Lors d’une conférence de presse tenue le 9 décembre, le dirigeant russe Vladimir Poutine a commenté les remarques de l’ancienne chancelière : « Pour être honnête, c’était absolument inattendu pour moi. Je ne m’attendais pas à entendre cela de sa part. C’est décevant. La confiance est presque tombée à zéro. Il ne s’agissait donc pas de respecter ces accords mais d’armer l’Ukraine. Nous pensions pouvoir parvenir à un accord dans le cadre des accords. Après de telles déclarations, comment négocier ? A propos de quoi ? Avec qui ? Est-il possible de négocier avec eux ? Où sont les garanties ? »
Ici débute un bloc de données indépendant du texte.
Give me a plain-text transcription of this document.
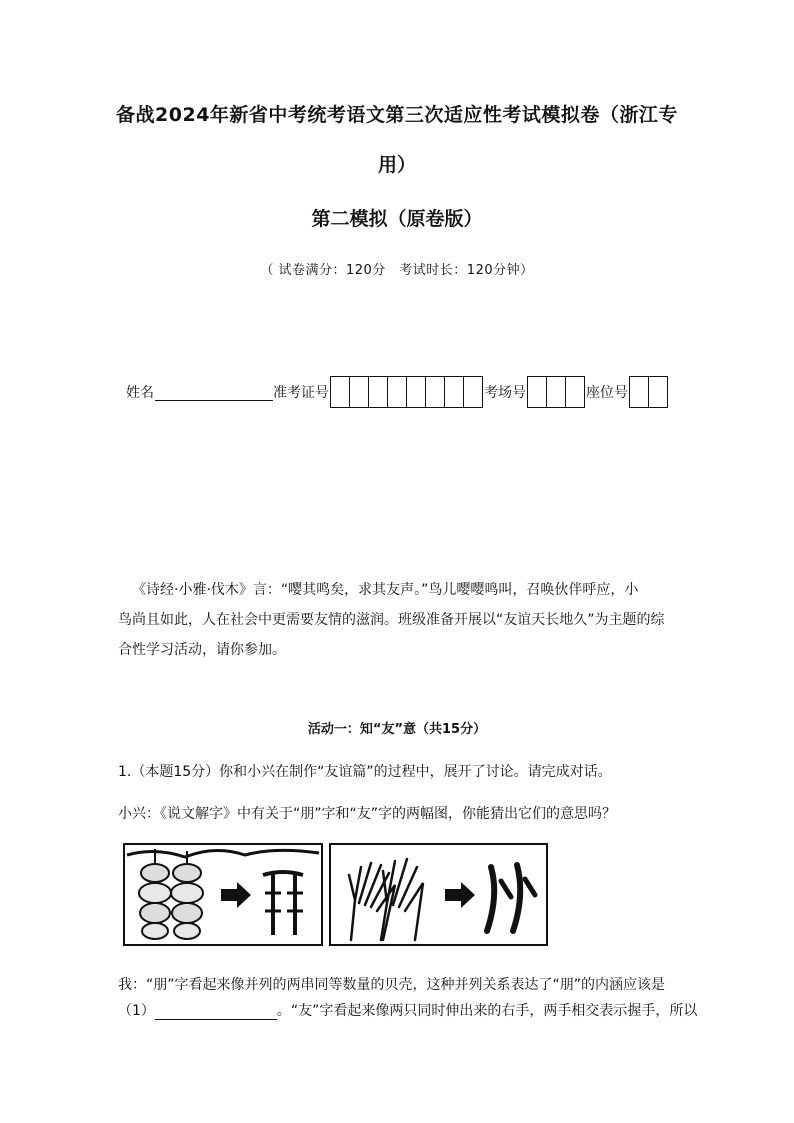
备战2024年新省中考统考语文第三次适应性考试模拟卷（浙江专
用）
第二模拟（原卷版）
（ 试卷满分：120分　考试时长：120分钟）
姓名	准考证号	考场号	座位号
《诗经·小雅·伐木》言：“嘤其鸣矣，求其友声。”鸟儿嘤嘤鸣叫，召唤伙伴呼应，小
鸟尚且如此，人在社会中更需要友情的滋润。班级准备开展以“友谊天长地久”为主题的综
合性学习活动，请你参加。
活动一：知“友”意（共15分）
1.（本题15分）你和小兴在制作“友谊篇”的过程中，展开了讨论。请完成对话。
小兴：《说文解字》中有关于“朋”字和“友”字的两幅图，你能猜出它们的意思吗？
我：“朋”字看起来像并列的两串同等数量的贝壳，这种并列关系表达了“朋”的内涵应该是
（1）	。“友”字看起来像两只同时伸出来的右手，两手相交表示握手，所以
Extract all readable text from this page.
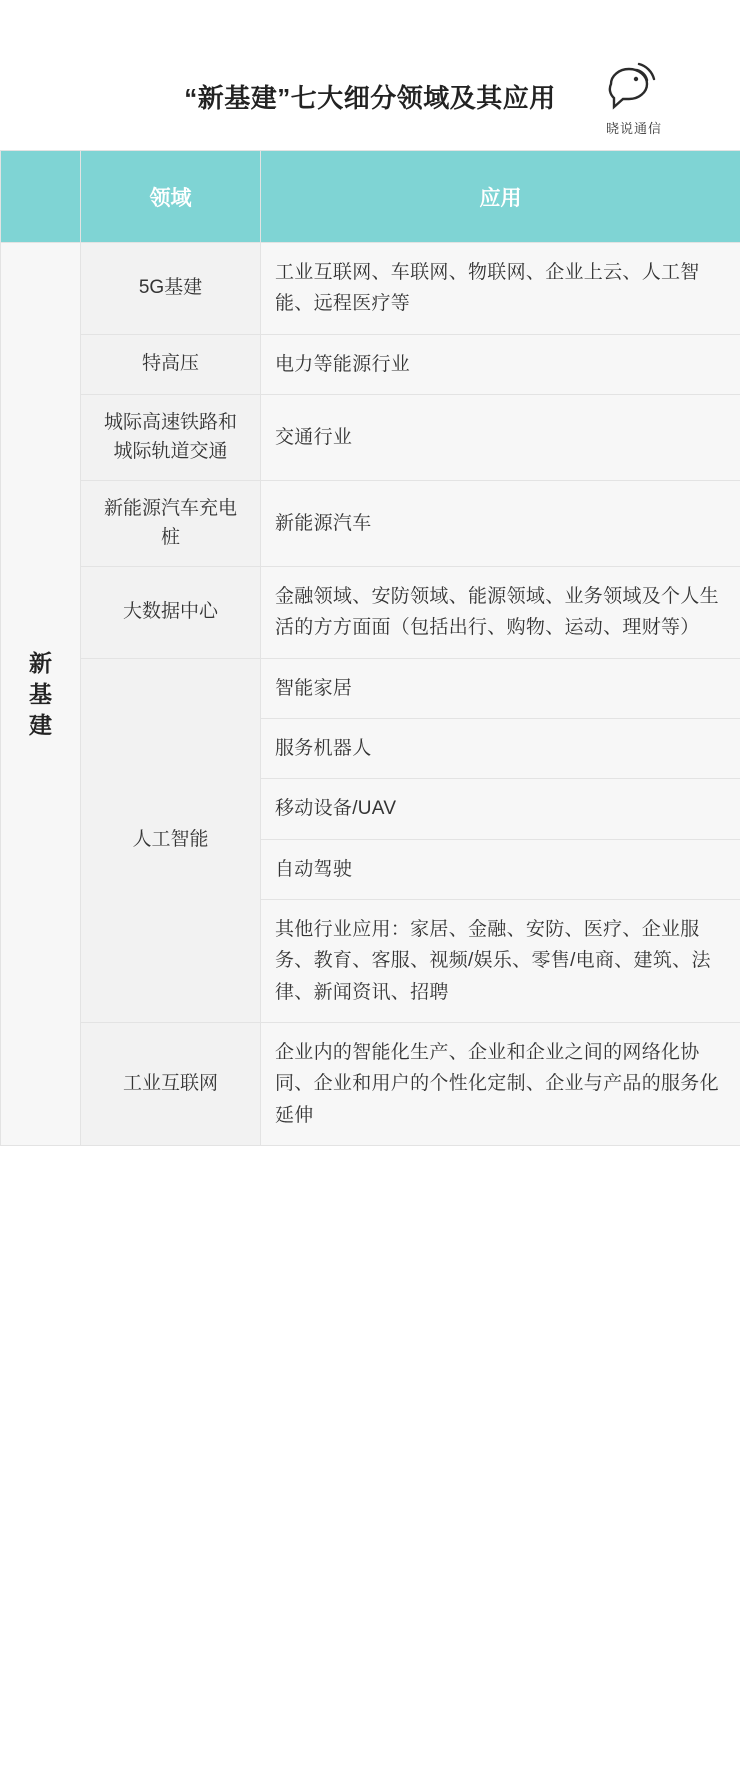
“新基建”七大细分领域及其应用
晓说通信
	领域	应用

新基建	5G基建	工业互联网、车联网、物联网、企业上云、人工智能、远程医疗等
	特高压	电力等能源行业
	城际高速铁路和城际轨道交通	交通行业
	新能源汽车充电桩	新能源汽车
	大数据中心	金融领域、安防领域、能源领域、业务领域及个人生活的方方面面（包括出行、购物、运动、理财等）
	人工智能	智能家居
		服务机器人
		移动设备/UAV
		自动驾驶
		其他行业应用：家居、金融、安防、医疗、企业服务、教育、客服、视频/娱乐、零售/电商、建筑、法律、新闻资讯、招聘
	工业互联网	企业内的智能化生产、企业和企业之间的网络化协同、企业和用户的个性化定制、企业与产品的服务化延伸
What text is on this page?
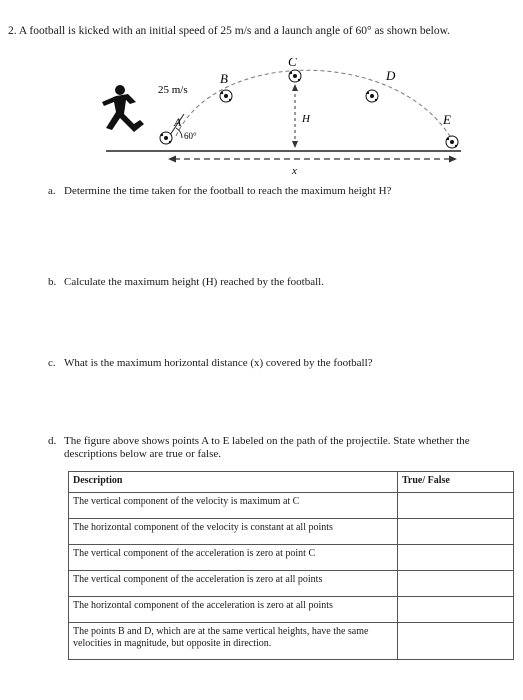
2. A football is kicked with an initial speed of 25 m/s and a launch angle of 60° as shown below.
25 m/s
60°
A
B
C
D
E
H
x
a. Determine the time taken for the football to reach the maximum height H?
b. Calculate the maximum height (H) reached by the football.
c. What is the maximum horizontal distance (x) covered by the football?
d. The figure above shows points A to E labeled on the path of the projectile. State whether the descriptions below are true or false.
Description	True/ False
The vertical component of the velocity is maximum at C	
The horizontal component of the velocity is constant at all points	
The vertical component of the acceleration is zero at point C	
The vertical component of the acceleration is zero at all points	
The horizontal component of the acceleration is zero at all points	
The points B and D, which are at the same vertical heights, have the same velocities in magnitude, but opposite in direction.	
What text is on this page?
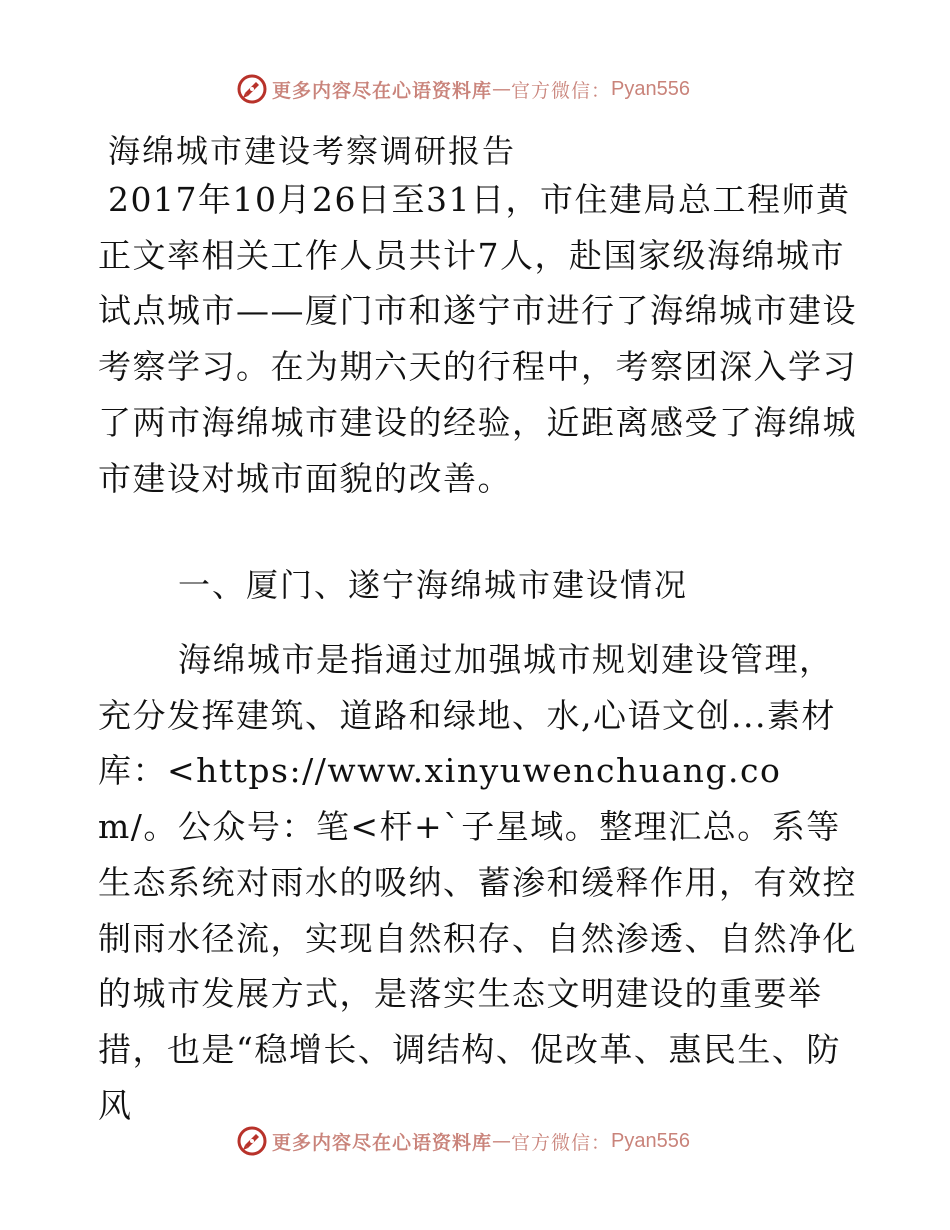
更多内容尽在心语资料库 — 官方微信： Pyan556
海绵城市建设考察调研报告

2017年10月26日至31日，市住建局总工程师黄正文率相关工作人员共计7人，赴国家级海绵城市试点城市——厦门市和遂宁市进行了海绵城市建设考察学习。在为期六天的行程中，考察团深入学习了两市海绵城市建设的经验，近距离感受了海绵城市建设对城市面貌的改善。

一、厦门、遂宁海绵城市建设情况

海绵城市是指通过加强城市规划建设管理，充分发挥建筑、道路和绿地、水,心语文创...素材库：<https://www.xinyuwenchuang.com/。公众号：笔<杆+`子星域。整理汇总。系等生态系统对雨水的吸纳、蓄渗和缓释作用，有效控制雨水径流，实现自然积存、自然渗透、自然净化的城市发展方式，是落实生态文明建设的重要举措，也是“稳增长、调结构、促改革、惠民生、防风

更多内容尽在心语资料库 — 官方微信： Pyan556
Retrouvez ci-dessous l’entrevue de Angela Merkel pour le journal Die Zeit…
https://www.youtube.com/watch?v=h8izImzhn4c

Entrevue de Angela Merkel pour le journal Die Zeit

DIE ZEIT : Madame Merkel, vous n’êtes plus chancelière, mais vous avez toujours la même apparence qu’avant.

Angela Merkel : Pensiez-vous que je viendrais avec une queue de cheval ? Mes vêtements sont pratiques pour moi, je me suis lié d’amitié avec la coiffure. Bien sûr, je vous rencontre en tant qu’ancienne chancelière. Mais vous pouvez en tirer la conclusion inverse que je n’ai pas joué un rôle artificiel en tant que chancelière. C’était moi. Et c’est ce que je suis aujourd’hui, sous une forme un peu plus expéditive, disons-le ainsi. Je dois faire moins attention au maquillage. Mais je peux vous rassurer : je ne suis pas assis en veste dans mon salon. Je vais prendre un cardigan.

ZEIT : En 2019, vous avez reçu le président ukrainien Volodymyr Zelenskyj devant la Chancellerie et soudain vous vous êtes mis à trembler très fort et visiblement de tous. La femme privée Merkel a-t-elle gêné la chancelière Merkel ?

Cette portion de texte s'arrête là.